Gereja Katolik mengajarkan bahwa efek dari suatu sakramen itu ada ex opere operato (oleh
kenyataan bahwa sakramen itu dilayankan), tanpa memperhitungkan kekudusan pribadi
pelayan yang melayankannya; kurang layaknya kondisi penerima untuk menerima rahmat
yang dianugerahkan tersebut dapat menghalangi efektivitas sakramen itu bagi yang
bersangkutan; sakramen memerlukan adanya iman, meskipun kata-kata dan elemen-elemen
ritualnya, menyuburkan, menguatkan dan memberi ekspresi bagi iman (Kompendium
Katekismus Gereja Katolik, 224).
Gereja katolik mengajarkan adanya tujuh sakramen, dan diurutkan dalam Katekismus Gereja
Katolik (KGK) sebagai berikut:
Pembaptisan: KGK 1213–1284
Penguatan, juga disebut Krisma (KGK 1289): KGK 1285–1321
Ekaristi: KGK 1322–1419
Rekonsiliasi(umumnya disebut "Pengakuan Dosa"):KGK 1422–1498
Pengurapan orang sakit: KGK 1499–1532
Imamat: KGK 1536–1600
Pernikahan: KGK 1601–1666
Penjelasan tiap sakramen tersebut berikut ini terutama didasarkan atas Kompendium
Katekismus Gereja Katolik.
Daftar isi
1 Sakramen-sakramen Inisiasi
o 1.1 Pembaptisan
o 1.2 Penguatan
o 1.3 Ekaristi
2 Sakramen-sakramen Penyembuhan
o 2.1 Rekonsiliasi
o 2.2 Pengurapan Orang Sakit
3 Sakramen-sakramen Panggilan
o 3.1 Imamat
o 3.2 Pernikahan
4 Validitas dan keabsahan pelayanan sakramen-sakramen
5 Para Pelayan-Sakramen Biasa dan Luar Biasa
6 Referensi
7 Pranala luar
Sakramen-sakramen Inisiasi
Pembaptisan
Pembaptisan adalah sakramen pertama dan mendasar dalam inisiasi Kristiani. Sakramen ini
dilayankan dengan cara menyelamkan si penerima ke dalam air atau dengan mencurahkan
(tidak sekedar memercikkan) air ke atas kepala si penerima "dalam nama Allah Bapa dan
Allah Putra dan Roh Kudus " (Matius 28:19). Pelayan sakramen ini biasanya seorang uskup
atau imam, atau (dalam Gereja Latin, namun tidak demikian halnya dalam Gereja Timur)
seorang diakon.
Dalam keadaan darurat, siapapun yang berniat untuk melakukan apa yang dilakukan Gereja,
bahkan jika orang itu bukanlah seorang Kristiani, dapat membaptis.

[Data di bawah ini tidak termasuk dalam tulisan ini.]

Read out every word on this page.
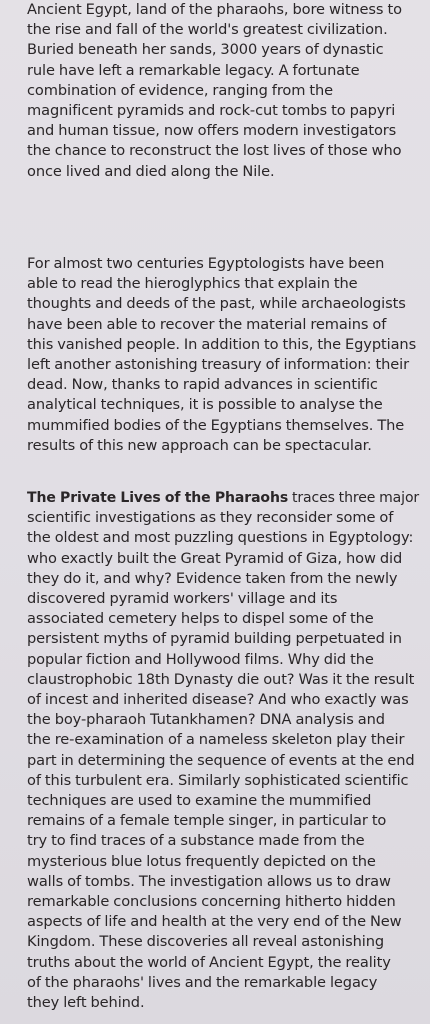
Ancient Egypt, land of the pharaohs, bore witness to
the rise and fall of the world's greatest civilization.
Buried beneath her sands, 3000 years of dynastic
rule have left a remarkable legacy. A fortunate
combination of evidence, ranging from the
magnificent pyramids and rock-cut tombs to papyri
and human tissue, now offers modern investigators
the chance to reconstruct the lost lives of those who
once lived and died along the Nile.

For almost two centuries Egyptologists have been
able to read the hieroglyphics that explain the
thoughts and deeds of the past, while archaeologists
have been able to recover the material remains of
this vanished people. In addition to this, the Egyptians
left another astonishing treasury of information: their
dead. Now, thanks to rapid advances in scientific
analytical techniques, it is possible to analyse the
mummified bodies of the Egyptians themselves. The
results of this new approach can be spectacular.

The Private Lives of the Pharaohs traces three major
scientific investigations as they reconsider some of
the oldest and most puzzling questions in Egyptology:
who exactly built the Great Pyramid of Giza, how did
they do it, and why? Evidence taken from the newly
discovered pyramid workers' village and its
associated cemetery helps to dispel some of the
persistent myths of pyramid building perpetuated in
popular fiction and Hollywood films. Why did the
claustrophobic 18th Dynasty die out? Was it the result
of incest and inherited disease? And who exactly was
the boy-pharaoh Tutankhamen? DNA analysis and
the re-examination of a nameless skeleton play their
part in determining the sequence of events at the end
of this turbulent era. Similarly sophisticated scientific
techniques are used to examine the mummified
remains of a female temple singer, in particular to
try to find traces of a substance made from the
mysterious blue lotus frequently depicted on the
walls of tombs. The investigation allows us to draw
remarkable conclusions concerning hitherto hidden
aspects of life and health at the very end of the New
Kingdom. These discoveries all reveal astonishing
truths about the world of Ancient Egypt, the reality
of the pharaohs' lives and the remarkable legacy
they left behind.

Pembaptisan membebaskan penerimanya dari dosa asal serta semua dosa pribadi dan dari
hukuman akibat dosa-dosa tersebut, dan membuat orang yang dibaptis itu mengambil bagian
dalam kehidupan Tritunggal Allah melalui "rahmat yang menguduskan" (rahmat pembenaran
yang mempersatukan pribadi yang bersangkutan dengan Kristus dan Gereja-Nya).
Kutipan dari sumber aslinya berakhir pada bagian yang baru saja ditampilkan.